One morning this week, I found my creative energy restored by the magic of rest after taking a new turn.
While walking around a lake, I was drawn to a small dirt path I'd seen many times but never taken. The trail turned into a logging road, then started to take me up in elevation; as it did, I could see a mile ahead and felt the promise of a view. When I arrived at the crest of the road, I found myself on a kind of mantle looking out into a vista.
I was stuck for some time in a kind of wonder gaze. Forgetting everything, I let my mind go into the horizon.

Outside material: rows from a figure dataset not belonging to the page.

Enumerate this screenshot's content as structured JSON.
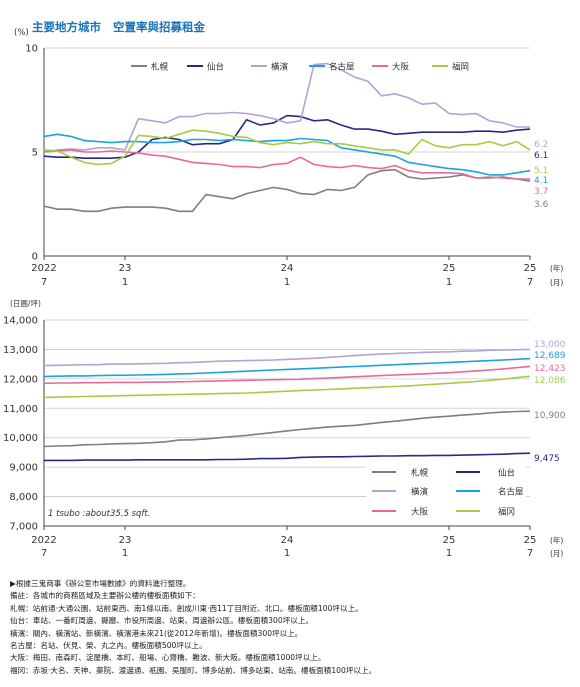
{
  "header": {
    "title_part1": "主要地方城市",
    "gap": "   ",
    "title_part2": "空置率與招募租金"
  },
  "chart_data": [
    {
      "type": "line",
      "unit_label": "(%)",
      "ylim": [
        0,
        10
      ],
      "yticks": [
        0,
        5,
        10
      ],
      "xlim": [
        0,
        36
      ],
      "x_ticks": [
        {
          "x": 0,
          "year": "2022",
          "month": "7"
        },
        {
          "x": 6,
          "year": "23",
          "month": "1"
        },
        {
          "x": 18,
          "year": "24",
          "month": "1"
        },
        {
          "x": 30,
          "year": "25",
          "month": "1"
        },
        {
          "x": 36,
          "year": "25",
          "month": "7"
        }
      ],
      "x_unit_year": "(年)",
      "x_unit_month": "(月)",
      "legend": [
        "札幌",
        "仙台",
        "橫濱",
        "名古屋",
        "大阪",
        "福岡"
      ],
      "series": [
        {
          "name": "札幌",
          "color": "#7f7f7f",
          "end_label": "3.6",
          "values": [
            2.4,
            2.25,
            2.25,
            2.15,
            2.15,
            2.3,
            2.35,
            2.35,
            2.35,
            2.3,
            2.15,
            2.15,
            2.95,
            2.85,
            2.75,
            3.0,
            3.15,
            3.3,
            3.2,
            3.0,
            2.95,
            3.2,
            3.15,
            3.3,
            3.9,
            4.1,
            4.15,
            3.8,
            3.7,
            3.75,
            3.8,
            3.9,
            3.75,
            3.75,
            3.8,
            3.7,
            3.6
          ]
        },
        {
          "name": "仙台",
          "color": "#262a82",
          "end_label": "6.1",
          "values": [
            4.8,
            4.75,
            4.75,
            4.7,
            4.7,
            4.7,
            4.75,
            5.0,
            5.6,
            5.7,
            5.6,
            5.35,
            5.4,
            5.4,
            5.6,
            6.55,
            6.3,
            6.4,
            6.75,
            6.7,
            6.5,
            6.55,
            6.3,
            6.1,
            6.1,
            6.0,
            5.85,
            5.9,
            5.95,
            5.95,
            5.95,
            5.95,
            6.0,
            6.0,
            5.95,
            6.05,
            6.1
          ]
        },
        {
          "name": "橫濱",
          "color": "#b7a0d2",
          "end_label": "6.2",
          "values": [
            5.0,
            5.1,
            5.15,
            5.1,
            5.2,
            5.2,
            5.1,
            6.6,
            6.5,
            6.4,
            6.7,
            6.7,
            6.85,
            6.85,
            6.9,
            6.85,
            6.75,
            6.6,
            6.4,
            6.5,
            9.2,
            9.25,
            8.95,
            8.6,
            8.4,
            7.7,
            7.8,
            7.6,
            7.3,
            7.35,
            6.85,
            6.8,
            6.85,
            6.5,
            6.4,
            6.2,
            6.2
          ]
        },
        {
          "name": "名古屋",
          "color": "#1aa3dc",
          "end_label": "4.1",
          "values": [
            5.75,
            5.85,
            5.75,
            5.55,
            5.5,
            5.45,
            5.5,
            5.5,
            5.45,
            5.45,
            5.5,
            5.6,
            5.6,
            5.55,
            5.6,
            5.55,
            5.5,
            5.55,
            5.55,
            5.65,
            5.6,
            5.55,
            5.2,
            5.1,
            5.0,
            4.9,
            4.8,
            4.5,
            4.4,
            4.3,
            4.2,
            4.15,
            4.05,
            3.9,
            3.9,
            4.0,
            4.1
          ]
        },
        {
          "name": "大阪",
          "color": "#e9699a",
          "end_label": "3.7",
          "values": [
            5.0,
            5.05,
            5.1,
            5.0,
            5.0,
            5.05,
            5.0,
            4.95,
            4.85,
            4.8,
            4.65,
            4.5,
            4.45,
            4.4,
            4.3,
            4.3,
            4.25,
            4.4,
            4.45,
            4.75,
            4.4,
            4.3,
            4.25,
            4.35,
            4.25,
            4.2,
            4.35,
            4.1,
            4.0,
            4.0,
            4.0,
            3.95,
            3.75,
            3.8,
            3.75,
            3.7,
            3.7
          ]
        },
        {
          "name": "福岡",
          "color": "#a6cb45",
          "end_label": "5.1",
          "values": [
            5.1,
            5.05,
            4.75,
            4.5,
            4.4,
            4.45,
            4.8,
            5.8,
            5.75,
            5.65,
            5.85,
            6.05,
            6.0,
            5.9,
            5.75,
            5.7,
            5.45,
            5.35,
            5.45,
            5.4,
            5.5,
            5.4,
            5.4,
            5.3,
            5.2,
            5.1,
            5.1,
            4.9,
            5.6,
            5.3,
            5.2,
            5.35,
            5.35,
            5.5,
            5.3,
            5.5,
            5.1
          ]
        }
      ]
    },
    {
      "type": "line",
      "unit_label": "(日圓/坪)",
      "ylim": [
        7000,
        14000
      ],
      "yticks": [
        7000,
        8000,
        9000,
        10000,
        11000,
        12000,
        13000,
        14000
      ],
      "ytick_labels": [
        "7,000",
        "8,000",
        "9,000",
        "10,000",
        "11,000",
        "12,000",
        "13,000",
        "14,000"
      ],
      "xlim": [
        0,
        36
      ],
      "x_ticks": [
        {
          "x": 0,
          "year": "2022",
          "month": "7"
        },
        {
          "x": 6,
          "year": "23",
          "month": "1"
        },
        {
          "x": 18,
          "year": "24",
          "month": "1"
        },
        {
          "x": 30,
          "year": "25",
          "month": "1"
        },
        {
          "x": 36,
          "year": "25",
          "month": "7"
        }
      ],
      "x_unit_year": "(年)",
      "x_unit_month": "(月)",
      "annotation": "1 tsubo :about35.5 sqft.",
      "legend": [
        "札幌",
        "仙台",
        "橫濱",
        "名古屋",
        "大阪",
        "福冈"
      ],
      "series": [
        {
          "name": "札幌",
          "color": "#7f7f7f",
          "end_label": "10,900",
          "values": [
            9700,
            9720,
            9730,
            9760,
            9770,
            9790,
            9800,
            9810,
            9830,
            9860,
            9920,
            9930,
            9960,
            10000,
            10040,
            10080,
            10130,
            10180,
            10230,
            10280,
            10320,
            10360,
            10390,
            10420,
            10470,
            10520,
            10560,
            10610,
            10660,
            10700,
            10730,
            10770,
            10800,
            10840,
            10870,
            10890,
            10900
          ]
        },
        {
          "name": "仙台",
          "color": "#262a82",
          "end_label": "9,475",
          "values": [
            9230,
            9230,
            9230,
            9240,
            9240,
            9240,
            9240,
            9250,
            9250,
            9250,
            9250,
            9250,
            9250,
            9260,
            9260,
            9270,
            9290,
            9290,
            9300,
            9330,
            9340,
            9350,
            9350,
            9360,
            9370,
            9380,
            9380,
            9390,
            9390,
            9400,
            9400,
            9410,
            9420,
            9430,
            9440,
            9460,
            9475
          ]
        },
        {
          "name": "橫濱",
          "color": "#b7a0d2",
          "end_label": "13,000",
          "values": [
            12450,
            12460,
            12470,
            12480,
            12480,
            12500,
            12500,
            12510,
            12520,
            12530,
            12550,
            12560,
            12580,
            12600,
            12610,
            12620,
            12630,
            12640,
            12660,
            12680,
            12700,
            12730,
            12760,
            12790,
            12820,
            12840,
            12860,
            12880,
            12900,
            12910,
            12920,
            12940,
            12950,
            12970,
            12980,
            12990,
            13000
          ]
        },
        {
          "name": "名古屋",
          "color": "#1aa3dc",
          "end_label": "12,689",
          "values": [
            12080,
            12090,
            12100,
            12100,
            12110,
            12120,
            12120,
            12130,
            12140,
            12150,
            12170,
            12180,
            12200,
            12220,
            12240,
            12260,
            12280,
            12300,
            12320,
            12340,
            12360,
            12380,
            12400,
            12420,
            12440,
            12460,
            12480,
            12500,
            12520,
            12540,
            12560,
            12580,
            12600,
            12620,
            12640,
            12665,
            12689
          ]
        },
        {
          "name": "大阪",
          "color": "#e9699a",
          "end_label": "12,423",
          "values": [
            11850,
            11860,
            11860,
            11870,
            11870,
            11880,
            11880,
            11880,
            11890,
            11890,
            11900,
            11910,
            11920,
            11930,
            11940,
            11950,
            11960,
            11970,
            11980,
            11990,
            12010,
            12030,
            12050,
            12070,
            12090,
            12110,
            12130,
            12150,
            12170,
            12190,
            12210,
            12240,
            12270,
            12300,
            12340,
            12380,
            12423
          ]
        },
        {
          "name": "福冈",
          "color": "#a6cb45",
          "end_label": "12,086",
          "values": [
            11370,
            11380,
            11390,
            11400,
            11410,
            11420,
            11430,
            11440,
            11450,
            11460,
            11470,
            11480,
            11490,
            11500,
            11510,
            11520,
            11540,
            11560,
            11580,
            11600,
            11620,
            11640,
            11660,
            11680,
            11700,
            11720,
            11740,
            11760,
            11790,
            11820,
            11850,
            11880,
            11910,
            11950,
            11990,
            12040,
            12086
          ]
        }
      ]
    }
  ],
  "notes": [
    "▶根據三鬼商事《辦公室市場數據》的資料進行整理。",
    "備註：各城市的商務區域及主要辦公樓的樓板面積如下：",
    "札幌：站前通·大通公園、站前東西、南1條以南、創成川東·西11丁目附近、北口。樓板面積100坪以上。",
    "仙台：車站、一番町周邊、縣廳、市役所周邊、站東、周邊辦公區。樓板面積300坪以上。",
    "橫濱：關內、橫濱站、新橫濱、橫濱港未來21(從2012年新增)。樓板面積300坪以上。",
    "名古屋：名站、伏見、榮、丸之內。樓板面積500坪以上。",
    "大阪：梅田、南森町、淀屋橋、本町、船場、心齋橋、難波、新大阪。樓板面積1000坪以上。",
    "福冈：赤坂·大名、天神、薬院、渡邊通、祇園、吳服町、博多站前、博多站東、站南。樓板面積100坪以上。"
  ]
}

From that vantage, I saw far off above an open plane, which dipped down and turned into a dense evergreen forest, then went on till it became the mountains some 50 miles out. On my left was a rising hill that hid all but the peaks of four mountains standing at 9,000 and 10,000 feet. This created the long vista in front of me. The woods below looked like a river bed, filled with a stream of fog and fire smoke, which slowly lifted as the morning wind and sun called it up.
Resting in this new view, I felt life pour back in.

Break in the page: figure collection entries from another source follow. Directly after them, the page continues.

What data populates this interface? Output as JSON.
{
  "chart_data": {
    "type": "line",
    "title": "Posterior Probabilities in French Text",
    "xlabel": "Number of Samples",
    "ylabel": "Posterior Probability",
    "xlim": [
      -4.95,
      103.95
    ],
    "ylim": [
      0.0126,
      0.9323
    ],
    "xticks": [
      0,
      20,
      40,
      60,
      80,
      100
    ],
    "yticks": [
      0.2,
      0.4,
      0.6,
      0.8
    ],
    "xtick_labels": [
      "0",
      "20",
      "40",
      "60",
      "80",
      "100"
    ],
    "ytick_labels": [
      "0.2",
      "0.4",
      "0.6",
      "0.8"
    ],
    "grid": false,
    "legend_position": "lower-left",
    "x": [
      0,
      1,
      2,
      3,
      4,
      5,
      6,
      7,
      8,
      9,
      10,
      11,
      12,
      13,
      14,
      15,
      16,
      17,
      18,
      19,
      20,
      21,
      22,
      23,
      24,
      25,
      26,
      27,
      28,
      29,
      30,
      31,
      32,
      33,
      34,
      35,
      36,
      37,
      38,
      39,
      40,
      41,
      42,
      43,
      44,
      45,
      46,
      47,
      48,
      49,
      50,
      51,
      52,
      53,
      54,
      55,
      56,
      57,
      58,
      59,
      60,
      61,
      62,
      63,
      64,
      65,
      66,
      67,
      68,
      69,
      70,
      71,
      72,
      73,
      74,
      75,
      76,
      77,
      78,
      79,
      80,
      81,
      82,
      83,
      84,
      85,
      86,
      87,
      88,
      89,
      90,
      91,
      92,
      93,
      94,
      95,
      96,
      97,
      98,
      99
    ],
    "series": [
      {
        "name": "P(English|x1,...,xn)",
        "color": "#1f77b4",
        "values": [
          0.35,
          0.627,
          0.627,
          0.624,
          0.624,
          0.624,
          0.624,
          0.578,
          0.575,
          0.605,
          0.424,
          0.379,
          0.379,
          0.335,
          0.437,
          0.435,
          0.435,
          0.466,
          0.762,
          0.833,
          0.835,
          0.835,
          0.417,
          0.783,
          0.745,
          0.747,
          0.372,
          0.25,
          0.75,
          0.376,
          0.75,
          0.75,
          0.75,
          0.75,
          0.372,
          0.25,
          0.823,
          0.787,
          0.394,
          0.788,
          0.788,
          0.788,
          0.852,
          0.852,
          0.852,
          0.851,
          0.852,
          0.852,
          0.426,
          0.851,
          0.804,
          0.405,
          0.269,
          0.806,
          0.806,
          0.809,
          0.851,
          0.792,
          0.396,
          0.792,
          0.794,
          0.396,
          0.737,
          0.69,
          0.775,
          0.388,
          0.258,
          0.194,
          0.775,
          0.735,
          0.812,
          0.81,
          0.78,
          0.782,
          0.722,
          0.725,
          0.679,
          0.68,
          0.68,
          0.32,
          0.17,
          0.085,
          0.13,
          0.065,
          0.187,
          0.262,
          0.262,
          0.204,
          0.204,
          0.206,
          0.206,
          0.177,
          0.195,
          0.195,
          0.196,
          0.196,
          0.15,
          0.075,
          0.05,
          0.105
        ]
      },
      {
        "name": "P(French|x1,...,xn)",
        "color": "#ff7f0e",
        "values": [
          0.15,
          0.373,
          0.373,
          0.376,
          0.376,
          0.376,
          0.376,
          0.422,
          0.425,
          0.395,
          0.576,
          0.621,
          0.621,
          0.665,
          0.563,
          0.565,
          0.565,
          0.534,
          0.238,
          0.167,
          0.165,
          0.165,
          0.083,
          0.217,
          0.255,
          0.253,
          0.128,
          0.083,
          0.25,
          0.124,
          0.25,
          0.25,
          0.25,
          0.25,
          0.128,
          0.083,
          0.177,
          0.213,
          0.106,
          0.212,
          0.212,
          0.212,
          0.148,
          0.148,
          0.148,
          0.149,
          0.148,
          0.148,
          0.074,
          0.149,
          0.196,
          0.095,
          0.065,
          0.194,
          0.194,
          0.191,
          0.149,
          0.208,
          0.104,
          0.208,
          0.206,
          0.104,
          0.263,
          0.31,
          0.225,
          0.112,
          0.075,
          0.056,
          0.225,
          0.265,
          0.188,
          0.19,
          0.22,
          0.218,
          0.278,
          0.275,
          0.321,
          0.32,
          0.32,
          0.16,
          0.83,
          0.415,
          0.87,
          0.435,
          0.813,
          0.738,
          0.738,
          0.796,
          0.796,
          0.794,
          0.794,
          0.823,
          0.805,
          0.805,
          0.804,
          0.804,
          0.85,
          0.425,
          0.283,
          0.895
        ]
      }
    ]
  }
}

But to find that rest, it took a 50-minute walk, unsure I'd find anything, and saying no to the world that tugs at my sleeve - asking me to start work early because maybe I'll get more done - the little lie of "do more" constantly whispering in my ear.
I tried to put some of the creativity of the place in my pocket, then turned and put the mountains to my back and returned to the logging road.
Creativity requires oscillating between the consistent focused doing and the open space for the wandering mind. Often, my default is to "do more", but lately I've found success when I fight for rest.